Roberto talked to a lot of people before finding Biro & Sons, including artisans across the United States and Europe. He even interviewed quite a few silversmiths throughout the United States.

Then the phone rang at Biro’s in San Francisco. During the first call with Martin and Rick, Roberto felt it was a good fit. “There was genuine excitement from them,” Roberto recalls. “This wasn’t just another job. It was, ‘Wow, we could do something that will go down in history.’”

Santo took a look at some of the Biro’s past work and then traveled to San Francisco to make sure it was right. “I work intricately with people, even though they do the craft that they do,” he says. “I’m involved because the end product has my name on it and the end product has to be exactly what I anticipated.

“And I like dealing with people that know their craft, and that understand the material,” Santo continues. “Martin and Rick and the whole group there are that. I have a real affinity to both of them now and the whole team there.”

He also connected with Martin and Rick over their shared experience working in the family business. “I grew up in a similar environment,” he says. “My Dad [illustrator Bob Peak] was a very famous artist, so I grew up with that, and they grew up with the silversmith concept their whole lives.”

Rick concurs. “You never know how the chemistry is going to work when you’re working with a new client, but Roberto’s commitment and passion to the project made the whole process great.”

Putting the Trophy Together

Roberto, Martin, and Richard worked for just over a year to get perfect results.

Roberto delivered all the pieces — the bronze loving cups, the glass balls, the horses and crowns from the jeweler — and then the Biro team assembled it. When it was all said and done, the Biros delivered eight 26″ trophies for the ownership group and four 18″ trophies for the rest of the team.

Martin managed the building and plating. Rick took on the fine details.

Santo was impressed with both.

One example: the handmade crop on the horse. “There was no way to cast a crop that’s an inch long and the thickness of a needle,” he says. “That was crafted by them to copy what I had on my original model. Then there were the reins, which they had to do completely. They did a great job.”

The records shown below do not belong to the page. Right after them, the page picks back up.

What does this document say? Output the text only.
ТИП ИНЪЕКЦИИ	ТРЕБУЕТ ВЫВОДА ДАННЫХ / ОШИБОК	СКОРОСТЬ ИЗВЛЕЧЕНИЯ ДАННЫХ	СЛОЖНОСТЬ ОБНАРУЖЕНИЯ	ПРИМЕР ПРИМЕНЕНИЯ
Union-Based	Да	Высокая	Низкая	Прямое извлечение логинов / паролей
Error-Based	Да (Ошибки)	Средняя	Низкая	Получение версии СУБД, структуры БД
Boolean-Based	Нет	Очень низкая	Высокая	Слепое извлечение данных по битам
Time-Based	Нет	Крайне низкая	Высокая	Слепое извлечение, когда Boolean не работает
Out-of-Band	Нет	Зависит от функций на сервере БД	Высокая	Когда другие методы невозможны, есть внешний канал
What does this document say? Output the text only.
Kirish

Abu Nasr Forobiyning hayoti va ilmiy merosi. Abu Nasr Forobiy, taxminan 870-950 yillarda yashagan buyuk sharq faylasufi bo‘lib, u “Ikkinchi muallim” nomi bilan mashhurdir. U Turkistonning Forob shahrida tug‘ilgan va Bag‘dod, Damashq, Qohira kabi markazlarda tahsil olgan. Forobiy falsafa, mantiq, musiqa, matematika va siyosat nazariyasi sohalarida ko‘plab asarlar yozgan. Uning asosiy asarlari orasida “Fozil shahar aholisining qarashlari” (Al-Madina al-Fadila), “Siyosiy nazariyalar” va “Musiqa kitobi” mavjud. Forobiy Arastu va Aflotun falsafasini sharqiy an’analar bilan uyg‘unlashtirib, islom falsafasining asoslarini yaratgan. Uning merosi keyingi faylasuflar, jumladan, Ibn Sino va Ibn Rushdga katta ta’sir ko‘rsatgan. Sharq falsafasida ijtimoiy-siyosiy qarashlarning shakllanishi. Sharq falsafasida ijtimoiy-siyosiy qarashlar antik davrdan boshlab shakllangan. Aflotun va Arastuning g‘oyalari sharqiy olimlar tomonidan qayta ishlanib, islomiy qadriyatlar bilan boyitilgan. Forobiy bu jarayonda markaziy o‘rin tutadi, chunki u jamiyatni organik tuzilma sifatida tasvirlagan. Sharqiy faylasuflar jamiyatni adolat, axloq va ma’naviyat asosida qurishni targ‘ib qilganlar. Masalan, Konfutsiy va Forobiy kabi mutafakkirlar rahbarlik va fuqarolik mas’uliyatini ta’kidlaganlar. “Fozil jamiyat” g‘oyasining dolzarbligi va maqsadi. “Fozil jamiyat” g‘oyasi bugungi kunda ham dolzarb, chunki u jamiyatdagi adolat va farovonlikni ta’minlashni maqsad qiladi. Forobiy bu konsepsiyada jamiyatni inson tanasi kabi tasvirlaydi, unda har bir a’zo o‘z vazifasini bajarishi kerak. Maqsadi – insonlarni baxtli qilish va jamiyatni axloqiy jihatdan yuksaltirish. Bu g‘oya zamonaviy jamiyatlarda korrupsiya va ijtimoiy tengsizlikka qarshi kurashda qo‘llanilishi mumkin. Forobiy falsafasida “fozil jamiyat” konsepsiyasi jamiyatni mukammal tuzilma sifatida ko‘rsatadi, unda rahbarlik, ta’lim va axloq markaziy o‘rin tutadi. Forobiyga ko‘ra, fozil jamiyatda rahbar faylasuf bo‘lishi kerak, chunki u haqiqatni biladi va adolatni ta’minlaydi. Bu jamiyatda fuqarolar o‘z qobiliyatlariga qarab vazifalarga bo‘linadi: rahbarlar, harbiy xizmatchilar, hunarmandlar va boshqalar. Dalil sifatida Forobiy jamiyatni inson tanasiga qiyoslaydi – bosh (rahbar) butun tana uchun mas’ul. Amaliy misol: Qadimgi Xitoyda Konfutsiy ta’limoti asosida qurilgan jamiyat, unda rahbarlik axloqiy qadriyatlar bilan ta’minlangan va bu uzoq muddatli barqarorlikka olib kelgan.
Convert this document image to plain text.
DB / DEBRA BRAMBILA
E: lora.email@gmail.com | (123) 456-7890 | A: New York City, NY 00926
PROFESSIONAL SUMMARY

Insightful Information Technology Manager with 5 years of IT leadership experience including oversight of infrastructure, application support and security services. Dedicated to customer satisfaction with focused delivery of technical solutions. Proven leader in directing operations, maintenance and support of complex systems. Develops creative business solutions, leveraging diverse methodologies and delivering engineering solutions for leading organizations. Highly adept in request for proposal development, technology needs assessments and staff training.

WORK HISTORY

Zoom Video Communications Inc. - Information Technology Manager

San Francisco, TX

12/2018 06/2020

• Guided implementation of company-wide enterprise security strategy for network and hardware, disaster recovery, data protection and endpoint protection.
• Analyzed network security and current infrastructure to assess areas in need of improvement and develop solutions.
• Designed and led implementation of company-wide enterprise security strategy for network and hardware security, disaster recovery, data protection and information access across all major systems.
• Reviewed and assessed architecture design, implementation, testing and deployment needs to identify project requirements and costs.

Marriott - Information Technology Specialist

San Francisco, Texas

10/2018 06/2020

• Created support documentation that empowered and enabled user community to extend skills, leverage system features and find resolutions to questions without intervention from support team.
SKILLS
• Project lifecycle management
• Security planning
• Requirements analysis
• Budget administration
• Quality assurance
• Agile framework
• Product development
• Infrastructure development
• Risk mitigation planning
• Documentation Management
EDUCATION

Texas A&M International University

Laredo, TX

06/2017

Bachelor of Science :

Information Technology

Another example is the silver soldering that brought all the pieces together with strength and beauty. “It adds this beautiful effect to the trophy,” Santo says, “so that if you look closely, you can see the care and craftsmanship that went into it.”

The Results

The camaraderie and skill were crucial for Santo, especially for how long it took to get to the finished project.

“The Biros understood how much I wanted this trophy to be unbelievable,” Santo says. “That that was important to me. And they realized that they wanted to do something unbelievable as well. So, it worked hand-in-hand.”

 

Santo knows that’s true because during another visit to WinStar the new Triple Crown Trophy was in the case. “We were standing there, and one of the people there said to me, ‘Wow, this trophy separates itself from the rest.’ That’s what I was going for, to do something that separated from the norm.”

It was an honor for the Biro team as well. “We were very fortunate to work on such a significant trophy in the horse racing community,” says Rick Biro. “We realized that fabricating it would be challenging, but it was a great experience.”